Bologna. In primavera, election day per consulte immigrati
Svolta storica per gli immigrati sotto le Due Torri. Il Comune di Bologna ha deciso, infatti, che in primavera ci sara’ un election day in cui tutti gli immigrati residenti saranno chiamati, per la prima volta, a votare i propri rappresentanti da eleggere nelle nove Consulte di quartiere. In sostanza, in ogni quartiere verra’ eletta una consulta formata da cinque persone e al suo interno verra’ nominato un portavoce. I nove portavoce delle consulte dei quartieri di Bologna faranno poi parte di un organismo che si chiamera’ Conferenza dei portavoce e che sara’ il massimo organo di rappresentanza degli immigrati residenti, ma non ancora cittadini italiani. Infine, tutti gli eletti faranno parte di un organismo assembleare che potra’ riunirsi per alcune questioni specifiche.
A dare l’annuncio sono stati la vicesindaco, Adriana Scaramuzzino, l’assessore comunale agli Affari Istituzionali, Libero Mancuso e il presidente del quartiere San Donato, Riccardo Malagoli, portavoce della conferenza dei presidenti di quartiere.
Si tratta di una scelta, come ricorda Mancuso, che viene fatta sulla base della legislazione nazionale vigente. Ma visto che l’orientamento del governo e’ quello di dimezzare (da 10 a cinque) i tempi per ottenere la cittadinanza e di inserire una sorta di test di ingresso per gli aspiranti cittadini italiani, il Comune di Bologna prova a giocare d’anticipo. Ha deciso, infatti, che all’indomani delle elezioni di primavera, partiranno nei quartieri dei corsi rivolti agli immigrati per spiegare la Costituzione Italiana.
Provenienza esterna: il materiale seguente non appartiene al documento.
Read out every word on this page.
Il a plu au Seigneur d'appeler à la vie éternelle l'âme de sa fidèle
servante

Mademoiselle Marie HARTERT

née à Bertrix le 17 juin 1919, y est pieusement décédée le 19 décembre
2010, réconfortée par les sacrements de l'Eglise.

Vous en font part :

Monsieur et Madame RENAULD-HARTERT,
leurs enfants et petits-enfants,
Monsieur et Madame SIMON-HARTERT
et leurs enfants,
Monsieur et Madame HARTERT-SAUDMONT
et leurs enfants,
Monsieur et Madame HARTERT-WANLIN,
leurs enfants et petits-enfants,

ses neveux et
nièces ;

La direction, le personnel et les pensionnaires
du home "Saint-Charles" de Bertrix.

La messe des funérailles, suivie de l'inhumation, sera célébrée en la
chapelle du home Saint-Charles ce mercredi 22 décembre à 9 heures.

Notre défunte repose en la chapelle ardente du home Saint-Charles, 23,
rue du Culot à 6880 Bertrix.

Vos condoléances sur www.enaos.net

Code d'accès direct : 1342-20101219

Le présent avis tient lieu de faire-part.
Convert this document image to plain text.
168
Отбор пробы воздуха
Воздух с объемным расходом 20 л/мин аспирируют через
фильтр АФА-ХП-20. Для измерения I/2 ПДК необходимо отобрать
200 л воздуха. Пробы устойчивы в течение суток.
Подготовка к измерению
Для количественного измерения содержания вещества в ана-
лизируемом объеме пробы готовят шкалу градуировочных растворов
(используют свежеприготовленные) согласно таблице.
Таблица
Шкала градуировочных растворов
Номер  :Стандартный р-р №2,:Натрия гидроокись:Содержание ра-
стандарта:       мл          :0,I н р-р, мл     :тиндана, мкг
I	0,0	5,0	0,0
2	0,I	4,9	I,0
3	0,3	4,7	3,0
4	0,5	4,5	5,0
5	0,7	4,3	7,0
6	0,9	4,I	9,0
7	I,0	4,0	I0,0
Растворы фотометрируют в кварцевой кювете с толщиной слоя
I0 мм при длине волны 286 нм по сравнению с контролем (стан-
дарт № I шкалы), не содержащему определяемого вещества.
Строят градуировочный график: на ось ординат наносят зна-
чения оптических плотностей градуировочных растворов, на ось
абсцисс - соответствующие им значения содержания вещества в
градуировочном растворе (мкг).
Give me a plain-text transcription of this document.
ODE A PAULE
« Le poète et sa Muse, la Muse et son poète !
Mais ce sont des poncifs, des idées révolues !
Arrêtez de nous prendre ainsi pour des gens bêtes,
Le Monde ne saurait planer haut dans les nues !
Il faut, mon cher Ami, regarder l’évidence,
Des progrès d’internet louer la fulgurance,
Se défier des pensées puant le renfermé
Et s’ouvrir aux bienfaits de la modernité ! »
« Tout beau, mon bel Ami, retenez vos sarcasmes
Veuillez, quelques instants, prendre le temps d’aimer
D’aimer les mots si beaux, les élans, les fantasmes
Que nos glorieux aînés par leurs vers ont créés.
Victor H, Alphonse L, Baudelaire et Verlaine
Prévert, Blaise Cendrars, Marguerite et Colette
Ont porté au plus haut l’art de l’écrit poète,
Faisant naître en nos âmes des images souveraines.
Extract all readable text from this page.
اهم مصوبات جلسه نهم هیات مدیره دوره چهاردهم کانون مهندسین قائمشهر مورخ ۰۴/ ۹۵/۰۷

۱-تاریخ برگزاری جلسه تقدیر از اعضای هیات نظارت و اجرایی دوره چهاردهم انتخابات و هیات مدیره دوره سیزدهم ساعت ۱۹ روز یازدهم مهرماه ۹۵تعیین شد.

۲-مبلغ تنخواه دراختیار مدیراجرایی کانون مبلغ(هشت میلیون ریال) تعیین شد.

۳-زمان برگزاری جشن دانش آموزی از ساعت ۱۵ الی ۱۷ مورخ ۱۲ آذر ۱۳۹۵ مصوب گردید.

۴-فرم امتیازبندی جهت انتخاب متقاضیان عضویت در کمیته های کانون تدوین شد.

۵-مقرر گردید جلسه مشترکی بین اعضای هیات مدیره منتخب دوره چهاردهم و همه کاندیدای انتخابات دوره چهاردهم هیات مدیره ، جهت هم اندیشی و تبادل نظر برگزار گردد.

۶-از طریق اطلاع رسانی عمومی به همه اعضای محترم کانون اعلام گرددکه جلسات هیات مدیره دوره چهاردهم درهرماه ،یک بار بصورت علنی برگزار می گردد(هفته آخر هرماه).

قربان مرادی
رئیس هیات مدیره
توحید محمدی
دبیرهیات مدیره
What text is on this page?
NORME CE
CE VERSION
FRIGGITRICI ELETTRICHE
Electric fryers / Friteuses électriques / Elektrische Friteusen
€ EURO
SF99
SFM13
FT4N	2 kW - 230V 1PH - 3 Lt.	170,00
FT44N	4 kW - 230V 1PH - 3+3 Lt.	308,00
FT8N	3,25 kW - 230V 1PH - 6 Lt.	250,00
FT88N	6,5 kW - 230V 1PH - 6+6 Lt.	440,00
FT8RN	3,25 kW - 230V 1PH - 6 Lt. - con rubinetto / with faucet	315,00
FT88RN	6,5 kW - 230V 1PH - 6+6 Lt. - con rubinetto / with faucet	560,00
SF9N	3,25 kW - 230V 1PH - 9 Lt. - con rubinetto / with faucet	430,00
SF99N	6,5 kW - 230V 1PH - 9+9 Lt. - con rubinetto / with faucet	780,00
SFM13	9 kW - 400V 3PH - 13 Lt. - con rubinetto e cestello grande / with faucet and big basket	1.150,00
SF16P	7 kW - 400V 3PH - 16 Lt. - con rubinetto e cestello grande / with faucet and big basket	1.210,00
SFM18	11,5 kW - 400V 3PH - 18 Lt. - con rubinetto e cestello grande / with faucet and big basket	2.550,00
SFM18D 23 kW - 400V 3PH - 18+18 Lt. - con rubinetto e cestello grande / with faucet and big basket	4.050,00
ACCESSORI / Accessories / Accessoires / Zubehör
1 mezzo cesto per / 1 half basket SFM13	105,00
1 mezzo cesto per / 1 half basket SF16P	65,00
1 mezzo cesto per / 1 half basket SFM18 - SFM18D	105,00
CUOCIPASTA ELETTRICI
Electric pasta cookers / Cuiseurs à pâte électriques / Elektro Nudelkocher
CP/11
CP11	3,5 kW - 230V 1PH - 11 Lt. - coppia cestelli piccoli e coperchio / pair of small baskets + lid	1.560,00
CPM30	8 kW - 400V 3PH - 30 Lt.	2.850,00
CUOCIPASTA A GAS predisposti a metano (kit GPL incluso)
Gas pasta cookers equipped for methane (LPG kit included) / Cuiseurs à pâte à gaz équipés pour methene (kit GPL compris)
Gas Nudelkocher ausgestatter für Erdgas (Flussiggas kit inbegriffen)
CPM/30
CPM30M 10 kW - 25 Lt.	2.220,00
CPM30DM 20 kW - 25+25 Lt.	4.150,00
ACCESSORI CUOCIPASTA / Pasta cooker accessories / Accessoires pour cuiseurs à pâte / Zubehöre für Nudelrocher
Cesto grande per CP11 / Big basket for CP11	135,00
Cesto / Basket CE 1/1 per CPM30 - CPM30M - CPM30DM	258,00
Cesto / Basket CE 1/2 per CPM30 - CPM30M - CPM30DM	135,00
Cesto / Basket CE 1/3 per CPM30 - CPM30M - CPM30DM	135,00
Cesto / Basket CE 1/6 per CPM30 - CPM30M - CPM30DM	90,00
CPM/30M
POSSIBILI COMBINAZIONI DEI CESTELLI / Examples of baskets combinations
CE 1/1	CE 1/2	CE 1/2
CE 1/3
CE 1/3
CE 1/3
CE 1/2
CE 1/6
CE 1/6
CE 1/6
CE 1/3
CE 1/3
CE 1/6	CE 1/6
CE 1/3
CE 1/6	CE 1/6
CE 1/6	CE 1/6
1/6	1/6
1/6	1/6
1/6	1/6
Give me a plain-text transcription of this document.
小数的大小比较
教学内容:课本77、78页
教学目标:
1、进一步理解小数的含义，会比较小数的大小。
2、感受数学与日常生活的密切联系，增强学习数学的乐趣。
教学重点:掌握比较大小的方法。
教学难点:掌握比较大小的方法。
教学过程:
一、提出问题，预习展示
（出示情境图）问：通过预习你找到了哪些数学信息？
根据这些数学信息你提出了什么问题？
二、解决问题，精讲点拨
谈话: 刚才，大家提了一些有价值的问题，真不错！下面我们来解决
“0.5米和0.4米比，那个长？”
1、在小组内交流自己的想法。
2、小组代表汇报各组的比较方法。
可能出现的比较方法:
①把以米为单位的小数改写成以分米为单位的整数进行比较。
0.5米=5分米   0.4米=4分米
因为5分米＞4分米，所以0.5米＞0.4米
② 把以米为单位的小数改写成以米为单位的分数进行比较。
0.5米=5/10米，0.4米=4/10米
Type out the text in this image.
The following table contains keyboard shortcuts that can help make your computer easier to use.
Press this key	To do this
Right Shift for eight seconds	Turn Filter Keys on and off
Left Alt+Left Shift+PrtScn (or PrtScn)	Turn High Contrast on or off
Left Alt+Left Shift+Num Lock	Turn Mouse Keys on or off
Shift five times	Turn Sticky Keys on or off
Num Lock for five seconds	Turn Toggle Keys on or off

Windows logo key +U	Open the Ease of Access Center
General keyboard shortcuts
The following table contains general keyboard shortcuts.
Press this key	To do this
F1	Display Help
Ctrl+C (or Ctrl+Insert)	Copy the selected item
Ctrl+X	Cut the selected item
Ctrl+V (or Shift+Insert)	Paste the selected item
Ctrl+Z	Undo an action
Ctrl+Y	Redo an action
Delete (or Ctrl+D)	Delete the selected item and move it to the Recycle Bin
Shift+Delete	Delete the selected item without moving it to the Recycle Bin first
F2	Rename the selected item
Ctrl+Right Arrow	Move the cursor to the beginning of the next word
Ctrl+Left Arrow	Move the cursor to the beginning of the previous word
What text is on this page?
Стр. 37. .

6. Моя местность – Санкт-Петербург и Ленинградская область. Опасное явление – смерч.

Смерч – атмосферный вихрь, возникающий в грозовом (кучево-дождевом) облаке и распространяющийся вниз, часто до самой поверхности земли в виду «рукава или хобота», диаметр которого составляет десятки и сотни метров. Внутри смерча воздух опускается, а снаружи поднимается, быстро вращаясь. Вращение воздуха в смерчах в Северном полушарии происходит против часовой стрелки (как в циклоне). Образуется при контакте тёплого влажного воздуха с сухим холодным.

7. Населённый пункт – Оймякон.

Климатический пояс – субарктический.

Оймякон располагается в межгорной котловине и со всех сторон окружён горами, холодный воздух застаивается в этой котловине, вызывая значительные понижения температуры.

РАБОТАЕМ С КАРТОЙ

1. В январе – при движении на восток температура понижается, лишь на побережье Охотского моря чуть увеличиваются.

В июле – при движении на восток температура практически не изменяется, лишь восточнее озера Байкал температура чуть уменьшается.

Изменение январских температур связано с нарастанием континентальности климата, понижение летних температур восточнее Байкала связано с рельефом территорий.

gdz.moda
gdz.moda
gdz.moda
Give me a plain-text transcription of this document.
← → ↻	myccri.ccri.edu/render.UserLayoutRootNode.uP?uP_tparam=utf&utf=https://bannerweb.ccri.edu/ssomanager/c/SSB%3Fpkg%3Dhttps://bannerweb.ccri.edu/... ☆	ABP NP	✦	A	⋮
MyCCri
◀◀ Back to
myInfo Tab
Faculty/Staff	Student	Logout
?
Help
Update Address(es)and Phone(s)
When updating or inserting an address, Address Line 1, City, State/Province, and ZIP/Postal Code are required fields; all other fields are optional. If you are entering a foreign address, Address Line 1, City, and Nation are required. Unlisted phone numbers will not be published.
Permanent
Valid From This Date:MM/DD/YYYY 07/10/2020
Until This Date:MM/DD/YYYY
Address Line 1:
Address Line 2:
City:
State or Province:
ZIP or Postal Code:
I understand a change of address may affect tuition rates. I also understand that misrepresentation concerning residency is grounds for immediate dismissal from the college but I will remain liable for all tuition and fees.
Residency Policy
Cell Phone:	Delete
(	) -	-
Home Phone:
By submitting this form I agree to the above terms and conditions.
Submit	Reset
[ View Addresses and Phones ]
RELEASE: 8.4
Un modo per preparare gli immigrati al futuro test per ottenere la cittadinanza italiana.
“Le consulte- spiega la vicesindaco Adriana Scaramuzzino- dovranno esprimere pareri sui percorsi di integrazione e di accoglienza e potranno dare una visibilita’ maggiore ai problemi delle comunita’ che rappresentano”. Mancuso parla di “uno strumento fondamentale per l’integrazione” e Malagoli si spinge fino a riconoscere che le consulte “saranno paragonabili ad un Consiglio di quartiere e quindi stiamo parlando di una rappresentanza formale con delle elezioni”.
Non e’ possibile avere un quadro esatto di quanti saranno chiamati a votare perche’ la popolazione immigrata residente a Bologna ammonta a 27 mila, ma molti sono minorenni e ovviamente non avranno diritto di voto. Cosi’ come non potranno votare gli immigrati che hanno gia’ ottenuto la cittadinanza italiana (circa 300). Ovviamente le Consulte avranno solo poteri consultivi e non certo decisionali, ma in attesa che cambi il quadro nazionale, il passaggio deciso dal Comune di Bologna ha un forte significato simbolico: la citta’ di Sergio Cofferati, spesso passata alle cronache nazionali per la fermezza negli sgomberi delle abitazioni abusive degli immigrati, compie anche un passo deciso nella direzione dell’integrazione. E non e’ un caso che l’annuncio sia stato dato nel giorno in cui, per la prima volta, il Comune organizza una cerimonia pubblica per accogliere gli immigrati residenti a Bologna che hanno appena ricevuto la cittadinanza italiana.